About this site
A focused explainer and live tracker for one piece of litigation, maintained by the Vanderbilt AI Law Lab.
What this site is
An explainer and litigation tracker for Anthropic PBC v. U.S. Department of War, a single underlying dispute litigated in three federal forums:
- The merits action in the Northern District of California (3:26-cv-01996-RFL).
- A parallel petition for review in the D.C. Circuit (26-1049), targeting the FASCSA letter.
- The government's interlocutory appeal of the preliminary injunction in the Ninth Circuit (26-2011), currently stayed.

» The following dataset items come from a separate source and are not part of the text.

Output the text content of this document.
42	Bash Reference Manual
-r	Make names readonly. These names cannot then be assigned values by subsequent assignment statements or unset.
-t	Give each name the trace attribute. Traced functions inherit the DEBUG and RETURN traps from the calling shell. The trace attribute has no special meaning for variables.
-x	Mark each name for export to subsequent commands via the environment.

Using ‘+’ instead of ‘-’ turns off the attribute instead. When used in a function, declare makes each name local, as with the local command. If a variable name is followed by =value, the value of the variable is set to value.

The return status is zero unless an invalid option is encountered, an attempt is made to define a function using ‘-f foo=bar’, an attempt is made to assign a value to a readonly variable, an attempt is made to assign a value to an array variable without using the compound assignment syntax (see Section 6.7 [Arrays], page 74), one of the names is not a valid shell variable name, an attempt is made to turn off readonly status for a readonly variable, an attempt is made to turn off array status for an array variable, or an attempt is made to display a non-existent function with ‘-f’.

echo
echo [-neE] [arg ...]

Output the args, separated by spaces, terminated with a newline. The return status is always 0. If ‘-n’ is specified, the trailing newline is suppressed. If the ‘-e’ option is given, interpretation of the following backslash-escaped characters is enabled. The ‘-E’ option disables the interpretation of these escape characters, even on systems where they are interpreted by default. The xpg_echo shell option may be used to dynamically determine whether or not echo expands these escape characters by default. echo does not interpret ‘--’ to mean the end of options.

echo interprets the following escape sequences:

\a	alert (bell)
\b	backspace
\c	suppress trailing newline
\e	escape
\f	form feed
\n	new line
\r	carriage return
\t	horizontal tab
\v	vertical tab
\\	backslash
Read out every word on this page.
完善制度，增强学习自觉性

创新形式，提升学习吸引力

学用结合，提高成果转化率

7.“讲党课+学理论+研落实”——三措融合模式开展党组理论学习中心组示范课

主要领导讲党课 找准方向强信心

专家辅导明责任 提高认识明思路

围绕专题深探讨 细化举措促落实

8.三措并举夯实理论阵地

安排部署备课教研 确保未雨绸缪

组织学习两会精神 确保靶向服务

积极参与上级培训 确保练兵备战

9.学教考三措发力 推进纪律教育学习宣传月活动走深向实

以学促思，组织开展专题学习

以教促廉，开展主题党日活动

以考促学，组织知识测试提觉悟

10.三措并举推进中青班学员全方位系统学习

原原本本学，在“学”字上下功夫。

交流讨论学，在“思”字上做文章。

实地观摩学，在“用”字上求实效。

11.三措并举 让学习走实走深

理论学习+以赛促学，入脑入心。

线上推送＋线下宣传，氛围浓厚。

The site is intended for readers who know law but not this case. It does not take a litigation position. Where the editor's view is necessary — for example, in weighting which docket entries are "high importance" — that judgment is flagged and traceable to the underlying data files in this repository.
Methodology
Every fact on the site lives in a YAML or MDX file under data/ or content/. The build process reads those files; there is no database. The long-form explainer on the overview page traces directly to a memo synthesized from the complaint and Judge Lin's PI opinion. The doctrinal substance lives at /law; press coverage and commentary at /press.
Docket entries are mirrored from CourtListener's RECAP archive. The importance flag on each entry is heuristic and is reviewed and adjusted manually. No filing is auto-summarized by AI — humans write every annotation that appears on the site.
Updates and corrections
The site updates as the litigation moves. A change log is at /updates. CourtListener docket alerts are active on all three dockets, and a daily monitor surfaces new filings for editorial review.
To suggest a correction, open an issue on the project's GitHub repository or email mark.j.williams@vanderbilt.edu.
Use and license
Prose on this site is licensed CC BY 4.0. Code is MIT-licensed. Government filings reproduced here are public-domain works of the federal government; third-party amicus briefs and commentary excerpts are reproduced under fair use.